Is this the new Cronenberg? Honestly, I hope not. I enjoyed this film, and recommend a viewing, but the subject matter is more Coen Brothers or Raimi (a la Simple plan) territory in my opinion. And I think either of those 2 would have done it better than Cronenberg. From Cronenberg, I'd like something heavier on the fantastical, tougher on the brain and with a pinch of sphincter fetish, just to let me know it's him. And if you see me in a cocktail bar staring into space, that's because I got what I wanted but Bubble refused to go with me to the theatre.

Bomber out

/edit; I note he's working on London Fields atm, so I may get my wish after all. Cronenberg / Martin Amis? sounds like a match made in, errrr. I'm gonna write to them both telling them to make Dead Babies next...

Monday, May 29, 2006

Kiss Kiss Bang Bang

Here's a movie that I really didn't expect much from. First off, it's about the LA wannabe actor scene and, frankly, I could do with less of actors telling me how brutal it is trying to make a crust pretending to be someone else thank you very much. Secondly the cast is somewhat uninspiring. The three leads comprise the biggest waster ever to make it onto the A-list based on talent (Robert Downey Jnr), the most useless twat ever to make onto the A-list for any reason whatsoever, if only for 15 minutes (Val Kilmer, Doors twat) and some bint with medium/not bad bajoobies who is probably only marginally more successful in life than her character is in the movie. Support is provided by a slew of ex soap actor types. Sounds shallow? That's what I thought. In a little more detail though, the plot is a mixture of mob drama, detective story and LA wannabe actors go through ... whatever LA wannabe actors go through as they strive for the A-list. This movie sells itself as being as cool as Get Shorty, as funny and quirky as 200 cigarettes and as intriguing as Momento. The shock here is that, in my opinion, it succeeds.
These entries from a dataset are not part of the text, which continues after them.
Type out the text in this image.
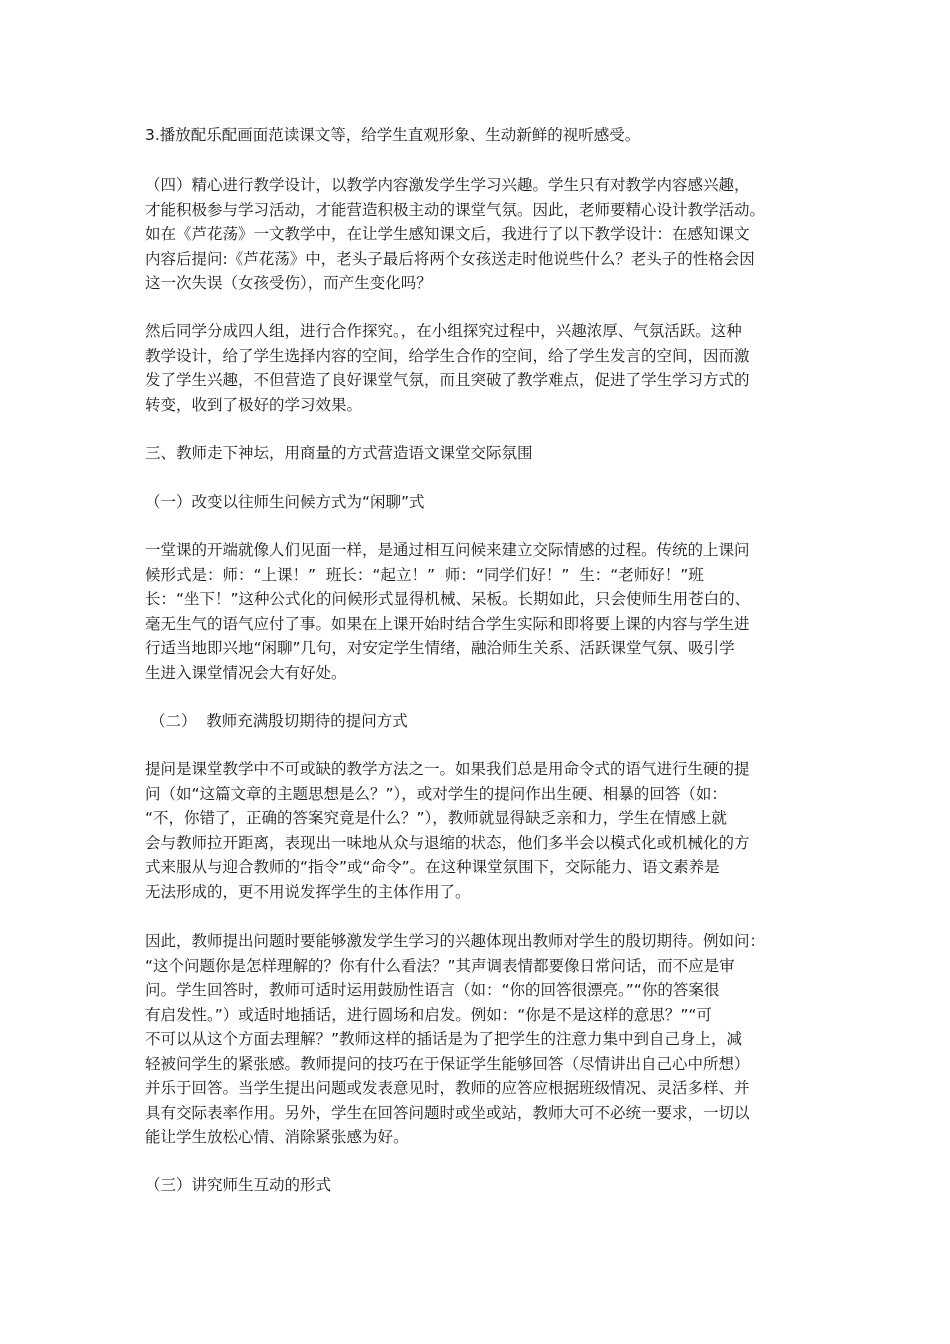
3.播放配乐配画面范读课文等，给学生直观形象、生动新鲜的视听感受。

（四）精心进行教学设计，以教学内容激发学生学习兴趣。学生只有对教学内容感兴趣，
才能积极参与学习活动，才能营造积极主动的课堂气氛。因此，老师要精心设计教学活动。
如在《芦花荡》一文教学中，在让学生感知课文后，我进行了以下教学设计：在感知课文
内容后提问:《芦花荡》中，老头子最后将两个女孩送走时他说些什么？老头子的性格会因
这一次失误（女孩受伤），而产生变化吗？

然后同学分成四人组，进行合作探究。，在小组探究过程中，兴趣浓厚、气氛活跃。这种
教学设计，给了学生选择内容的空间，给学生合作的空间，给了学生发言的空间，因而激
发了学生兴趣，不但营造了良好课堂气氛，而且突破了教学难点，促进了学生学习方式的
转变，收到了极好的学习效果。

三、教师走下神坛，用商量的方式营造语文课堂交际氛围

（一）改变以往师生问候方式为“闲聊”式

一堂课的开端就像人们见面一样，是通过相互问候来建立交际情感的过程。传统的上课问
候形式是：师：“上课！”  班长：“起立！”  师：“同学们好！”  生：“老师好！”班
长：“坐下！”这种公式化的问候形式显得机械、呆板。长期如此，只会使师生用苍白的、
毫无生气的语气应付了事。如果在上课开始时结合学生实际和即将要上课的内容与学生进
行适当地即兴地“闲聊”几句，对安定学生情绪，融洽师生关系、活跃课堂气氛、吸引学
生进入课堂情况会大有好处。

（二）  教师充满殷切期待的提问方式

提问是课堂教学中不可或缺的教学方法之一。如果我们总是用命令式的语气进行生硬的提
问（如“这篇文章的主题思想是么？”），或对学生的提问作出生硬、相暴的回答（如：
“不，你错了，正确的答案究竟是什么？”），教师就显得缺乏亲和力，学生在情感上就
会与教师拉开距离，表现出一味地从众与退缩的状态，他们多半会以模式化或机械化的方
式来服从与迎合教师的“指令”或“命令”。在这种课堂氛围下，交际能力、语文素养是
无法形成的，更不用说发挥学生的主体作用了。

因此，教师提出问题时要能够激发学生学习的兴趣体现出教师对学生的殷切期待。例如问：
“这个问题你是怎样理解的？你有什么看法？”其声调表情都要像日常问话，而不应是审
问。学生回答时，教师可适时运用鼓励性语言（如：“你的回答很漂亮。”“你的答案很
有启发性。”）或适时地插话，进行圆场和启发。例如：“你是不是这样的意思？”“可
不可以从这个方面去理解？”教师这样的插话是为了把学生的注意力集中到自己身上，减
轻被问学生的紧张感。教师提问的技巧在于保证学生能够回答（尽情讲出自己心中所想）
并乐于回答。当学生提出问题或发表意见时，教师的应答应根据班级情况、灵活多样、并
具有交际表率作用。另外，学生在回答问题时或坐或站，教师大可不必统一要求，一切以
能让学生放松心情、消除紧张感为好。

（三）讲究师生互动的形式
Robert Downey Jnr reminds us in this film of just how much of his talent he's wasted on, well, being wasted. Bint with joobies does a passable job and gets them out sufficiently (if there is such a thing) and Val kilmer is, well, really good actually. Val Kilmer is the real eye opener here. I fucking hate this guy. I can't think of a movie that I've seen him in that I enjoyed and can't think how he could possibly make a movie enjoyable for me, unless perhaps the movie centered around him being hunted down and slowly dismembered by the rest of the Doors, who then turn on each other in an orgy of pain and gore before finishing off by disemboweling Oliver Stone. I think you get the picture. This picture is different though; for 2 hours in his acting career, Val Kilmer actually stops taking himself seriously. Simple but effective. Val (we're on first name terms now, at least until his next film) plays Gay Perry, private detective to the stars. He gets invites to all the right parties and is tall, blond and impeccably groomed. He is also single. It is therefore assumed by the LA crowd of which he is a part that he's gay, hence the nick, I suppose. Or perhaps it’s short for Gary, but unlikely. You never really find out if he is or not and it doesn't really matter, the point is the opportunity for Val and Robert Downey Jnr to engage in continuous banter skirting the rim of Val's alleged gayness. RDJnr plays Harry, a guy who by sheer luck happens to ace an audition while on the run from the cops following a burglary and is set up with Val to get some private detective lessons as a way of preparing for the part he is to play. Sound forced? well, it is a little, but never mind it's over in minutes. I could have done without the whole "this is how it works in LA" voiceover by RDJnr crap, just because I've heard it all before, frankly. It doesn't invade the movie too much though, if you concentrate instead on the rapport between Downey and Val, and on support breasts getting them out every-so-often. Thoroughly enjoyable and worth a view of Val at his least shit, which is actually not at all bad.